Przypomniał, że początkowo krucyfiks umieszczono w bocznej nawie warszawskiej archikatedry, a rodzina Baryczków ufundowała dla niego specjalny ołtarz. - Modlący się tam wierni leczeni byli z rozmaitych chorób, o czym świadczą liczne wota dziękczynne - stwierdził abp Gądecki.

Arcybiskup senior zaznaczył, że krucyfiks przetrwał w stolicy tak wiele historycznych zawirowań, że - według abp. Gądeckiego - "po ludzku sądząc nie powinien istnieć, a jednak ocalał".
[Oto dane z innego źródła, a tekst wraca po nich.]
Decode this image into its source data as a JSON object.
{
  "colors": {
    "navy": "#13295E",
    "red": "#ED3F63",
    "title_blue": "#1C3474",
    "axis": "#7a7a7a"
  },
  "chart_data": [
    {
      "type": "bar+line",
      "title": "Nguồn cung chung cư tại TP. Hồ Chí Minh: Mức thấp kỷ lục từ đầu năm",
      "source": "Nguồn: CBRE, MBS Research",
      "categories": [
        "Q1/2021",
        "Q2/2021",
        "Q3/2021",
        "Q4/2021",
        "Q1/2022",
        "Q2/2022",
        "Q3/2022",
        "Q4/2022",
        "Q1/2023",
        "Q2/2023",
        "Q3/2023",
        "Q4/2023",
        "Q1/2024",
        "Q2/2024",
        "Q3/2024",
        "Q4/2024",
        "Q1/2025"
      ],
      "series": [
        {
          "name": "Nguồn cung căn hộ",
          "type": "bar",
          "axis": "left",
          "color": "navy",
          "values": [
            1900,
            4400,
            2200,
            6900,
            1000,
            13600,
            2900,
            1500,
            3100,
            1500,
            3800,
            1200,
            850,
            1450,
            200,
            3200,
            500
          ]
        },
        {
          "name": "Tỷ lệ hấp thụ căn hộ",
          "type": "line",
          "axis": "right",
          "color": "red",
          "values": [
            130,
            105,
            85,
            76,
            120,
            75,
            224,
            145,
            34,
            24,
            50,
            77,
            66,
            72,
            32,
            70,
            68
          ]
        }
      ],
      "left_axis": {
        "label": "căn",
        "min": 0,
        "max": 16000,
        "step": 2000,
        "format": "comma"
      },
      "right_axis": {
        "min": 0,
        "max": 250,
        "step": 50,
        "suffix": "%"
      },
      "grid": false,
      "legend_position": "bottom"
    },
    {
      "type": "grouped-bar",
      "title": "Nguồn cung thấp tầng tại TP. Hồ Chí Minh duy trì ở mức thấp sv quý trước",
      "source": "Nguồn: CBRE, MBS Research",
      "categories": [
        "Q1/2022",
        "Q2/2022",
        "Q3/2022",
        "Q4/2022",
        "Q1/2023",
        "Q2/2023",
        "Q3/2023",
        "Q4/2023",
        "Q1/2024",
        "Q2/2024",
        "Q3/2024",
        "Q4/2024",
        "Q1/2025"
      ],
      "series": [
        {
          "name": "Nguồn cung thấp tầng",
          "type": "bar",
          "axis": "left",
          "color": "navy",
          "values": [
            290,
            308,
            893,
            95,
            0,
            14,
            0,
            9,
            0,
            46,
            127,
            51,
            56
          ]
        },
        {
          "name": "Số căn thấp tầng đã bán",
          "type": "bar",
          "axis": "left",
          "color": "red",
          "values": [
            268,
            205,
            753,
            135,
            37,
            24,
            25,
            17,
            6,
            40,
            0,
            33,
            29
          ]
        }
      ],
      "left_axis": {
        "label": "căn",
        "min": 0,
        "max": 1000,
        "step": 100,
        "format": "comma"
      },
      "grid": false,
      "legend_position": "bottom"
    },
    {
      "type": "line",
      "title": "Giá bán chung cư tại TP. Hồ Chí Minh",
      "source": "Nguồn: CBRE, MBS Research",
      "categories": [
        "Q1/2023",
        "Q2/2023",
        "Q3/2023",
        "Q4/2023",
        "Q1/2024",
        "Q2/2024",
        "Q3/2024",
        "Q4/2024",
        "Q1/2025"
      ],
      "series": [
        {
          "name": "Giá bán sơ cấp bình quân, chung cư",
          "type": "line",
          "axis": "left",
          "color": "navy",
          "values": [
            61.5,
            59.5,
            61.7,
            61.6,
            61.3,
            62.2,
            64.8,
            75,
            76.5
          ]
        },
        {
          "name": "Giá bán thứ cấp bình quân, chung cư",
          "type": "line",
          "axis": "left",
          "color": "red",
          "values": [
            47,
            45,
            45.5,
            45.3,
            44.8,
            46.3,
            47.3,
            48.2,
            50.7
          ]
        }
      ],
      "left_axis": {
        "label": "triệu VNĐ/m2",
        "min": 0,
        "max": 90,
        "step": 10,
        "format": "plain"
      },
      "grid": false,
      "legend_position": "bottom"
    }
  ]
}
Pierwszym tego typu wydarzeniem był potop szwedzki, podczas którego Szwedzi zajęli Warszawę. Kolejnym wydarzeniem był pożar, który wybuchł w katedrze w 1598 r., a następnym - huragan, który zniszczył świątynię w 1602 r. Abp Gądecki przypomniał, że w obu przypadkach krucyfiks pozostał nienaruszony.

- Gdy w czasie Powstania Warszawskiego Niemcy ostrzeliwali katedrę, która była fortecą walczących powstańców, 16 sierpnia 1944 roku katedra stanęła w płomieniach. Gdy dowiedział się o tym ksiądz Wacław Karłowicz, kapelan powstania, zdecydował się w ostatniej chwili przenieść ten krucyfiks - powiedział hierarcha.

Przypomniał, że wynieść krzyż z płonącej świątyni ks. Karłowiczowi pomogły dwie sanitariuszki: Barbara Gancarczyk i Teresa Potulicka-Łatyńska. Figurę Chrystusa zdjęto z krzyża i przeniesiono do podziemi kościoła Matki Bożej Łaskawej na ul. Świętojańskiej, a następnie do kaplicy kościoła sióstr sakramentek.

Abp Gądecki zaznaczył, że kiedy i ten kościół został zbombardowany, krzyż został umieszczony w kościele św. Jacka, gdzie mieścił się wówczas szpital polowy. - Wieść głosi, że pewnego dnia obecny tam ksiądz Henryk Cybulski, udzielając namaszczenia chorym, namaścił również świętymi olejami figurę Pana Jezusa, którą w słabym świetle dominikańskich podziemi wziął za rannego człowieka - powiedział.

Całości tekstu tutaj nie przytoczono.